The breakthrough in modern era gene therapy for hemophilia was the publication of the Nathwani et al study in 2011.2  They used wild-type FIX in AAV8 vector containing a liver-specific promoter enabling peripheral administration. Although the levels of FIX achieved with the highest vector dose of 2 × 1012 vector genomes/kg were modest (mean, 5.1%), they have been maintained with no safety issues and some patients have been able to discontinue prophylaxis.2,3  Four of the 6 patients in the highest dose cohort experienced a rise in alanine aminotransferase with a drop in FIX expression in the presence of capsid-related T-cell reactivity and responded to short courses of steroids.2,3 

At the end of 2017, 2 further gene therapy studies were published reporting achievement of FVIII/IX levels beyond the expectations of most treaters.4,5  George et al also used an AAV vector containing the FIX gene with the Padua mutation and achieved FIX levels of ∼33% (see figure).4  The Padua FIX mutation was previously shown to be associated with five- to 10-fold higher expression of FIX in vitro.6  Even more impressive are the results in hemophilia A where, using an AAV5 vector with a B-domain deleted FVIII, 6 of the 7 patients with hemophilia in the highest dose cohort studied achieved normal FVIII levels.5 

In this issue of the journal, Miesbach et al report their experience with an AAV5 vector in hemophilia B patients with baseline FIX ≤2.0 IU/dL (≤2%) achieving mean FIX levels of 4.4% in the group receiving 5 × 1012 vector genomes/kg and 6.9% in the 2 × 1013 vector genomes/kg cohort. The levels were maintained throughout the study. Concomitant with the increase in baseline FIX, the number of spontaneous bleeds was reduced by 53% and 70% in the 2 cohorts, respectively, even though 9 of the 10 patients entered the trial on prophylaxis and had a low bleed rate already. All but 1 patient were able to discontinue prophylaxis after the gene therapy. Although 3 patients developed mildly raised alanine aminotransferase levels and were treated with steroids, no capsid-specific T-cell responses were detected. The Miesbach et al and Nathwani et al2,3  studies used the same wild-type FIX gene cassette and liver-specific promoter, yet the current study detected no capsid-specific reactive T cells even though the vector dose used was 10-fold higher. The Miesbach et al study confirms the effectiveness and safety of gene therapy in hemophilia. Interestingly, since this phase 1/2 study was concluded, the US Food and Drug Administration has allowed UniQure, the sponsor, to use the Padua mutation in its next phase 3 clinical trial without having to repeat the phase 1/2 studies.

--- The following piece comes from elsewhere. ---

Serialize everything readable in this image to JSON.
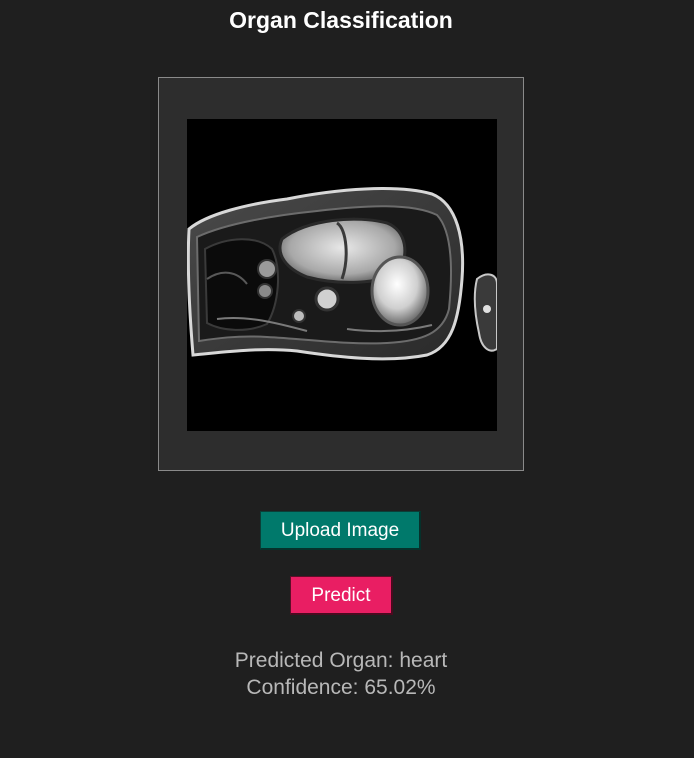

Two of the most frequent questions asked about gene therapy by those with hemophilia are how long the efficacy will last and can we be sure it is safe. What we have so far is good news, but the future is unknown. Efficacy and safety in humans have been maintained for at least 6 years, but only time will tell how long this will last. The AAV vectors are episomal and do not integrate, so some loss of efficacy would be expected as the transduced hepatocytes turn over. The nonintegrating nature of these vectors suggests that long-term carcinogenesis will not be an issue. None of the patients with hemophilia participating in any of the gene therapy trials in hemophilia A or B has developed inhibitors, which is reassuring.

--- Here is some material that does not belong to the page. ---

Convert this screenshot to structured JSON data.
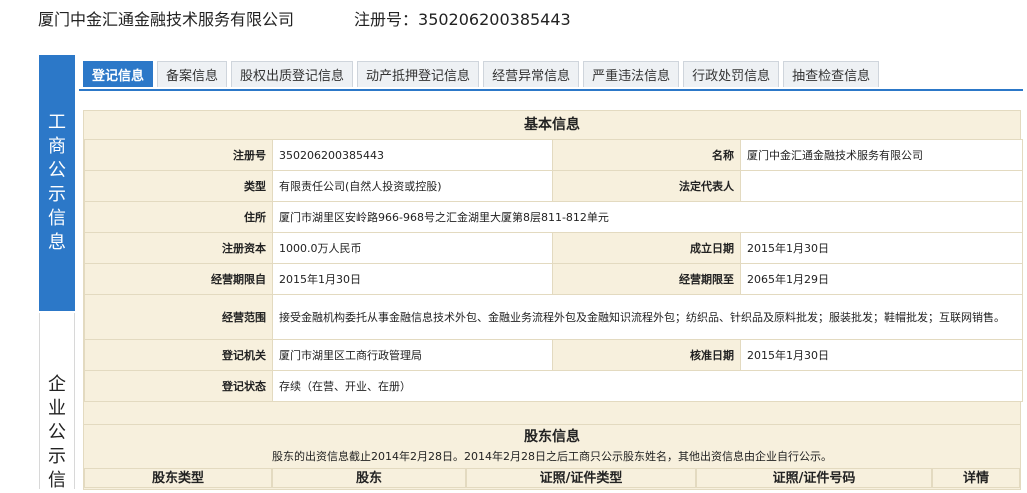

This author may be an unrealistic optimist, but he believes that in the long term the major benefit of gene therapy will be seen in resource-poor countries with little access to concentrates rather than areas where concentrates are plentiful and those with hemophilia have a reasonably good quality of life already.

Conflict-of-interest disclosure: The author declares no competing financial interests.